Brimblecombe, R., Dismukes, G., Swiegers, G. F. & Spiccia, L. (2009). A bio-inspired molecular catalyst that selectively catalyzes water oxidation in seawater, without significant chlorine formation. SPIE - Solar Hydrogen and Nanotechnology IV, Vol 7408 (pp. 78040V-78040V-10). Washington: SPIE.


Most transport fuels are derived from fossil fuels, generate greenhouse gases, and consume significant amounts of water in the extraction, purification, and/or burning processes. The generation of hydrogen using solar energy to split water, ideally from sea water or other non-potable sources, could potentially provide an unlimited, clean fuel for the future. Solar, electrochemical water splitting typically combines a photoanode at which water oxidation occurs, with a cathode for proton reduction to hydrogen. In recent work we have found that a bioinspired tetra-manganese cluster catalyzes water oxidation at relatively low overpotentials (0.38 V) when doped into a Nafion proton conduction membrane deposited on a suitable electrode surface, and illuminated with visible light. We report here that this assembly is active in electrolyte solutions containing a range of different salts in varying concentrations. Similar photocurrents were obtained using sodium sulfate, sodium perchlorate, or sodium chloride over various electrolyte concentrations (0.0 - 0.5 M).
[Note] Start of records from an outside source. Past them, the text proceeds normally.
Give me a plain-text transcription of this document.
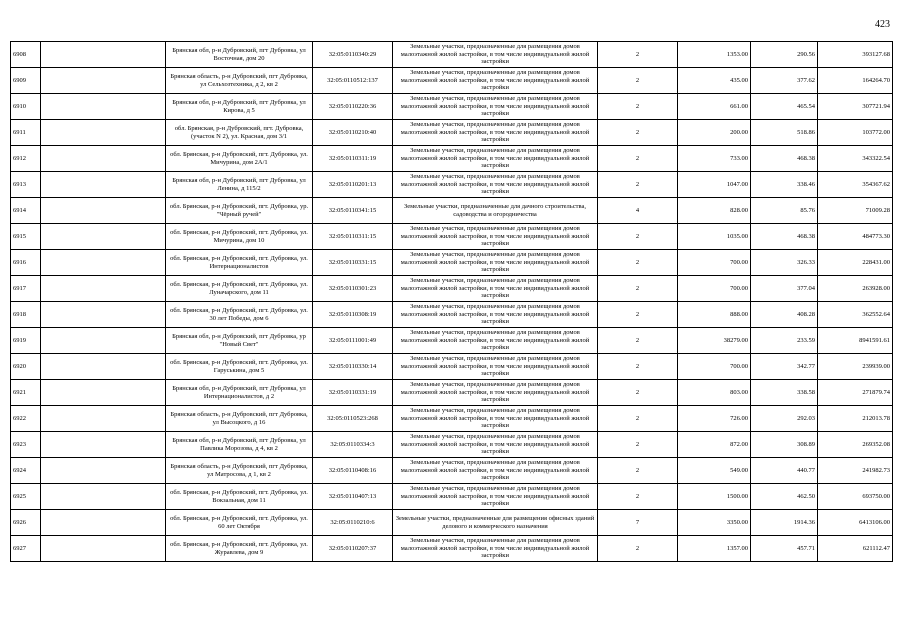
423
6908		Брянская обл, р-н Дубровский, пгт Дубровка, ул Восточная, дом 20	32:05:0110340:29	Земельные участки, предназначенные для размещения домов малоэтажной жилой застройки, в том числе индивидуальной жилой застройки	2	1353.00	290.56	393127.68
6909		Брянская область, р-н Дубровский, пгт Дубровка, ул Сельхозтехника, д 2, кв 2	32:05:0110512:137	Земельные участки, предназначенные для размещения домов малоэтажной жилой застройки, в том числе индивидуальной жилой застройки	2	435.00	377.62	164264.70
6910		Брянская обл, р-н Дубровский, пгт Дубровка, ул Кирова, д 5	32:05:0110220:36	Земельные участки, предназначенные для размещения домов малоэтажной жилой застройки, в том числе индивидуальной жилой застройки	2	661.00	465.54	307721.94
6911		обл. Брянская, р-н Дубровский, пгт. Дубровка, (участок N 2), ул. Красная, дом 3/1	32:05:0110210:40	Земельные участки, предназначенные для размещения домов малоэтажной жилой застройки, в том числе индивидуальной жилой застройки	2	200.00	518.86	103772.00
6912		обл. Брянская, р-н Дубровский, пгт. Дубровка, ул. Мичурина, дом 2А/1	32:05:0110311:19	Земельные участки, предназначенные для размещения домов малоэтажной жилой застройки, в том числе индивидуальной жилой застройки	2	733.00	468.38	343322.54
6913		Брянская обл, р-н Дубровский, пгт Дубровка, ул Ленина, д 115/2	32:05:0110201:13	Земельные участки, предназначенные для размещения домов малоэтажной жилой застройки, в том числе индивидуальной жилой застройки	2	1047.00	338.46	354367.62
6914		обл. Брянская, р-н Дубровский, пгт. Дубровка, ур. "Чёрный ручей"	32:05:0110341:15	Земельные участки, предназначенные для дачного строительства, садоводства и огородничества	4	828.00	85.76	71009.28
6915		обл. Брянская, р-н Дубровский, пгт. Дубровка, ул. Мичурина, дом 10	32:05:0110311:15	Земельные участки, предназначенные для размещения домов малоэтажной жилой застройки, в том числе индивидуальной жилой застройки	2	1035.00	468.38	484773.30
6916		обл. Брянская, р-н Дубровский, пгт. Дубровка, ул. Интернационалистов	32:05:0110331:15	Земельные участки, предназначенные для размещения домов малоэтажной жилой застройки, в том числе индивидуальной жилой застройки	2	700.00	326.33	228431.00
6917		обл. Брянская, р-н Дубровский, пгт. Дубровка, ул. Луначарского, дом 11	32:05:0110301:23	Земельные участки, предназначенные для размещения домов малоэтажной жилой застройки, в том числе индивидуальной жилой застройки	2	700.00	377.04	263928.00
6918		обл. Брянская, р-н Дубровский, пгт. Дубровка, ул. 30 лет Победы, дом 6	32:05:0110308:19	Земельные участки, предназначенные для размещения домов малоэтажной жилой застройки, в том числе индивидуальной жилой застройки	2	888.00	408.28	362552.64
6919		Брянская обл, р-н Дубровский, пгт Дубровка, ур "Новый Свет"	32:05:0111001:49	Земельные участки, предназначенные для размещения домов малоэтажной жилой застройки, в том числе индивидуальной жилой застройки	2	38279.00	233.59	8941591.61
6920		обл. Брянская, р-н Дубровский, пгт. Дубровка, ул. Гаруськина, дом 5	32:05:0110330:14	Земельные участки, предназначенные для размещения домов малоэтажной жилой застройки, в том числе индивидуальной жилой застройки	2	700.00	342.77	239939.00
6921		Брянская обл, р-н Дубровский, пгт Дубровка, ул Интернационалистов, д 2	32:05:0110331:19	Земельные участки, предназначенные для размещения домов малоэтажной жилой застройки, в том числе индивидуальной жилой застройки	2	803.00	338.58	271879.74
6922		Брянская область, р-н Дубровский, пгт Дубровка, ул Высоцкого, д 16	32:05:0110523:268	Земельные участки, предназначенные для размещения домов малоэтажной жилой застройки, в том числе индивидуальной жилой застройки	2	726.00	292.03	212013.78
6923		Брянская обл, р-н Дубровский, пгт Дубровка, ул Павлика Морозова, д 4, кв 2	32:05:0110334:3	Земельные участки, предназначенные для размещения домов малоэтажной жилой застройки, в том числе индивидуальной жилой застройки	2	872.00	308.89	269352.08
6924		Брянская область, р-н Дубровский, пгт Дубровка, ул Матросова, д 1, кв 2	32:05:0110408:16	Земельные участки, предназначенные для размещения домов малоэтажной жилой застройки, в том числе индивидуальной жилой застройки	2	549.00	440.77	241982.73
6925		обл. Брянская, р-н Дубровский, пгт. Дубровка, ул. Вокзальная, дом 11	32:05:0110407:13	Земельные участки, предназначенные для размещения домов малоэтажной жилой застройки, в том числе индивидуальной жилой застройки	2	1500.00	462.50	693750.00
6926		обл. Брянская, р-н Дубровский, пгт. Дубровка, ул. 60 лет Октября	32:05:0110210:6	Земельные участки, предназначенные для размещения офисных зданий делового и коммерческого назначения	7	3350.00	1914.36	6413106.00
6927		обл. Брянская, р-н Дубровский, пгт. Дубровка, ул. Журавлева, дом 9	32:05:0110207:37	Земельные участки, предназначенные для размещения домов малоэтажной жилой застройки, в том числе индивидуальной жилой застройки	2	1357.00	457.71	621112.47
The photocurrent declined only at and above 5.0 M sodium perchlorate. Remarkably, the photocurrent did not increase in the presence of chloride ions, either in saturated aqueous NaCl or in non-aqueous acetonitrile. Moreover, testing of the system in sea water generated the same photocurrent as aqueous 0.1 M Na2SO4. In a normal water electrolysis cell, chlorine gas would be preferentially formed from chloride (before water oxidation) because, while the standard potential of water oxidation is lower than that of chloride, its overpotential is substantially higher. The catalyst-induced decline in overpotential and, possibly, the impermeability of Nafion to chloride ions, reverses this situation in the present system. This finding raises the possibility of developing a novel, solar-powered desalination process.